O acolhimento é uma prática presente em todas as relações de cuidado e gera compromissos. Trata-se de uma atividade pautada pela ética e empatia de nossos profissionais, na unidade básica de saúde (BRASIL, 2011).

Organizar-se a partir do acolhimento dos usuários exige uma maior preparação de cada integrante da equipe, assim temos como avaliar as vulnerabilidades, dar uma resposta positiva a nossa população, para melhorar e organizar o trabalho (BRASIL, 2011).

É muito importante que a equipe discuta a participação de cada integrante no acolhimento, de modo a oferecer todas as ferramentas para realizar o trabalho com qualidade, avaliar o risco, o recurso e tempo de resposta (BRASIL, 2011).

Essa microintervenção tem como objetivo aperfeiçoar os conhecimentos dos integrantes da equipe para implantar o acolhimento adequado, na área de abrangência da Estratégia Saúde da Família (ESF) IV Gargalheiras na zona rural do município Acari. Para isso, foi realizada reunião na secretaria de saúde do município, com a presença dos integrantes da equipe, médico, enfermeiro, técnica em enfermagem, Agentes Comunitários de Saúde (ACS) e o motorista, este último com menos capacidade de resolução, mas com capacidade de orientar.

Em conjunto, a equipe lembrou os princípios da atenção primaria de saúde e suas funções como ponto de partida para organizar o trabalho na unidade básica de saúde. Avaliamos questões importantes como a saúde como um direito do cidadão brasileiro e como um dever do estado com acesso universal ao cuidado integral e participação social (BRASIL, 1988). Depois de conhecer com detalhes as definições de acolhimento, triagem, demanda espontânea e urgências, a equipe ficou preparada para organizar o trabalho.

Vale ressaltar que a população da ESF é de 1.628 habitantes, com oito microáreas, cada uma com um ACS, que fica nos atendimentos de sua área de abrangência.

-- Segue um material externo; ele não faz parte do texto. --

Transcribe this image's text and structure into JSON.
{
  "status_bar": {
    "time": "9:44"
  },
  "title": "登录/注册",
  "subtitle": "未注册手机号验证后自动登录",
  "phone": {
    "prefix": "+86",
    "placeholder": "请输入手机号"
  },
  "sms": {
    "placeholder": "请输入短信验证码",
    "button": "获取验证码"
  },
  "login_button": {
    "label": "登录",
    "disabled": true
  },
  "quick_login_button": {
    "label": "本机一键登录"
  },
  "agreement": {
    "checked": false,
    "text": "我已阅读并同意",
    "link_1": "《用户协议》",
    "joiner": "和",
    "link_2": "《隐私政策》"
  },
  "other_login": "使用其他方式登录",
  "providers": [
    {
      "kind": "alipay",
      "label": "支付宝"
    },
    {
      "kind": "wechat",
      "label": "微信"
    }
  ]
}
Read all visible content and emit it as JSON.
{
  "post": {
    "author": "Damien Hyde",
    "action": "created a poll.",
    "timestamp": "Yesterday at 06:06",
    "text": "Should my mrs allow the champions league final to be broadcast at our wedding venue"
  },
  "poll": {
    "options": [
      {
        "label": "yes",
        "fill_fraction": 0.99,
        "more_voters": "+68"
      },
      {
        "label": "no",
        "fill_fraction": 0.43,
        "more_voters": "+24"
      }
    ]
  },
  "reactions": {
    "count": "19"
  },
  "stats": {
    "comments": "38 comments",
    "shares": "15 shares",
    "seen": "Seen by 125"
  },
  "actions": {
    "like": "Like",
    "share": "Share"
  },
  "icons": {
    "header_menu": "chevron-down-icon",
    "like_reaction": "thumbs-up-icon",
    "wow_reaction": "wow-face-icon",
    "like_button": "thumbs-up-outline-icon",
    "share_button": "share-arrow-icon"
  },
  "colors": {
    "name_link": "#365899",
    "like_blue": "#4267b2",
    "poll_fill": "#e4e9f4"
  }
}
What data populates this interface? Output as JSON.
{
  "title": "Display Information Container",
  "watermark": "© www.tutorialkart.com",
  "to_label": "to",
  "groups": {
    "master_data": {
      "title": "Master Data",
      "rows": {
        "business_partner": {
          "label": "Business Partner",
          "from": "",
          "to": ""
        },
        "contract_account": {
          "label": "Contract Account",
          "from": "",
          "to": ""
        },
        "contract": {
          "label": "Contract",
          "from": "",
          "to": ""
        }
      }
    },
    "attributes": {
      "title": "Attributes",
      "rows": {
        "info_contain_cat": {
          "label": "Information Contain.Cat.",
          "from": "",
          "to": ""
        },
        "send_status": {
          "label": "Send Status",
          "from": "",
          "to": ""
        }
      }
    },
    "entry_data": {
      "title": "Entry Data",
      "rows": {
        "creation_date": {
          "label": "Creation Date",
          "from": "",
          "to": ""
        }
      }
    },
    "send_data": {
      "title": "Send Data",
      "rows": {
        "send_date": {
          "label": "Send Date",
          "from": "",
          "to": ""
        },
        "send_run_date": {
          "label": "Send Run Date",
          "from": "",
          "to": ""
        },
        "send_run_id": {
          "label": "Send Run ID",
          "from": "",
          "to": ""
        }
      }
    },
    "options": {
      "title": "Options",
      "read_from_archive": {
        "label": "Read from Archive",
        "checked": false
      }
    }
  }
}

Sendo esse profissional importante na porta de entrada da unidade, uma vez que é a primeira pessoa responsável de agendar as consultas de todos os pacientes de sua área. O ACS realiza o primeiro acolhimento, com capacidade de resolução, tendo comunicação direita com os usuários. Em caso de urgência, os usuários podem entrar em contato e marcar uma visita após os atendimentos agendados.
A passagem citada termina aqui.